As I watched Brett Gardner extend his hot start in Spring Training last night, I wondered how the slap hitting outfielder could be making such good contact. I watched a few of his 2013 at bats, and then went back to 2012, and then I realized that he's made a key change. Take a look at the GIF below and see if you can spot it.
Gardner is no longer keeping two hands on the bat, and is taking a one-handed follow-through immediately on point of contact with the pitch. In 2012, Gardner's two-handed approach at the plate was more reminiscent of a power hitter, rather than the contact and speed he usually uses at the plate. Prior to 2012, Gardner used this same one-handed approach, and it's a mystery as to why he ever changed.
At first I thought it had to do with injury, but he was keeping both hands on the bat prior to his injury in 2012. Perhaps it was to get more power, as it's understood that you can generate more energy from your hips with a two-handed follow-through. The benefits of the one-handed approach include keeping your head steady on contact, and thus a better ability to keep your eye on the pitch, as well as keeping your torso in the hitting zone. Coach Dan does a great job of explaining the benefits here.
Over at Bio-Kinetics, they compared a 3D skeleton swinging the bat with the one-handed approach (in this case Mark McGwire), and that of a two-handed approach. Although the timing is different, you can see that in the follow-through, the head area stays in a much more stable position.
What's the better approach? It's been debated, but in the end it's about the batter's preference. For Gardner, a one-handed follow-through makes the most sense since he's looking for contact over power.

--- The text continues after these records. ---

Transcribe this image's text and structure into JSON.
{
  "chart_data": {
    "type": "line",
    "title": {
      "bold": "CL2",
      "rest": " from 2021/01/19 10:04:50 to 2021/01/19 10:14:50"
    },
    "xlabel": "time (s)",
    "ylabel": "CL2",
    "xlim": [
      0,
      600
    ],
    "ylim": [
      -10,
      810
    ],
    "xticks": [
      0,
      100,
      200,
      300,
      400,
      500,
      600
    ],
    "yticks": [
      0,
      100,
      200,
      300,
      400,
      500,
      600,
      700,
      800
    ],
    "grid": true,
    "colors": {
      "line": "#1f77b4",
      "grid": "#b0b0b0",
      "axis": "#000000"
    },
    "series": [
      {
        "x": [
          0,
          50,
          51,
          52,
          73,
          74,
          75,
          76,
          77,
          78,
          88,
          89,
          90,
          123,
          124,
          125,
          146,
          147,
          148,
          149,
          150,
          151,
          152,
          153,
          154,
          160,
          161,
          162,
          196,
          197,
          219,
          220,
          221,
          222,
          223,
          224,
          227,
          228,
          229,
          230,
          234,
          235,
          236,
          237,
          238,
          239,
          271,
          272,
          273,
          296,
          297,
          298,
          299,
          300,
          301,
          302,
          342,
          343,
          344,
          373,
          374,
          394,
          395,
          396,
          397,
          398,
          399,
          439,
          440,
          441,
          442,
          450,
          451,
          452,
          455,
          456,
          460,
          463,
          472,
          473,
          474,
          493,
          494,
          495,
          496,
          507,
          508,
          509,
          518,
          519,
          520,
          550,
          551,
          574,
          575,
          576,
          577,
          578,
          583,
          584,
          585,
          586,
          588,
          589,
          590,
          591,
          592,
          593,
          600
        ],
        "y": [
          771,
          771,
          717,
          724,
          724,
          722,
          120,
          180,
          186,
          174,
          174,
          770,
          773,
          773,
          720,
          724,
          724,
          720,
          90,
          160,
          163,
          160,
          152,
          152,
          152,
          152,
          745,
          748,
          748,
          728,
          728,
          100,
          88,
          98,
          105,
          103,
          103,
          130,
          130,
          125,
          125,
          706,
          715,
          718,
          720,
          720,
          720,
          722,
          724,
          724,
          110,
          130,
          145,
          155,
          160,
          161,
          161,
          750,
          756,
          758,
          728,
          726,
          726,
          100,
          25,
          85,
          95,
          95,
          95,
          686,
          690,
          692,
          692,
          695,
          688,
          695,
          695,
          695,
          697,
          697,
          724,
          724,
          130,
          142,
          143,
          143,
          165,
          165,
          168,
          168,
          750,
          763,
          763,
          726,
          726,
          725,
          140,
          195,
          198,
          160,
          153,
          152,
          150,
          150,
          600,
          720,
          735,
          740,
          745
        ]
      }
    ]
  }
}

The outfielder is now 11 for his last 19,. Yes, it is Spring Training, but there are few hotter hitters. Correlation does not imply causation, and we can't assume that his decision to go back to the old swing has made him a .579 hitter. This hot streak obviously won't go on forever, but at least he looks incredibly comfortable with the change in his approach. Hopefully it'll help him return to 2010 type numbers.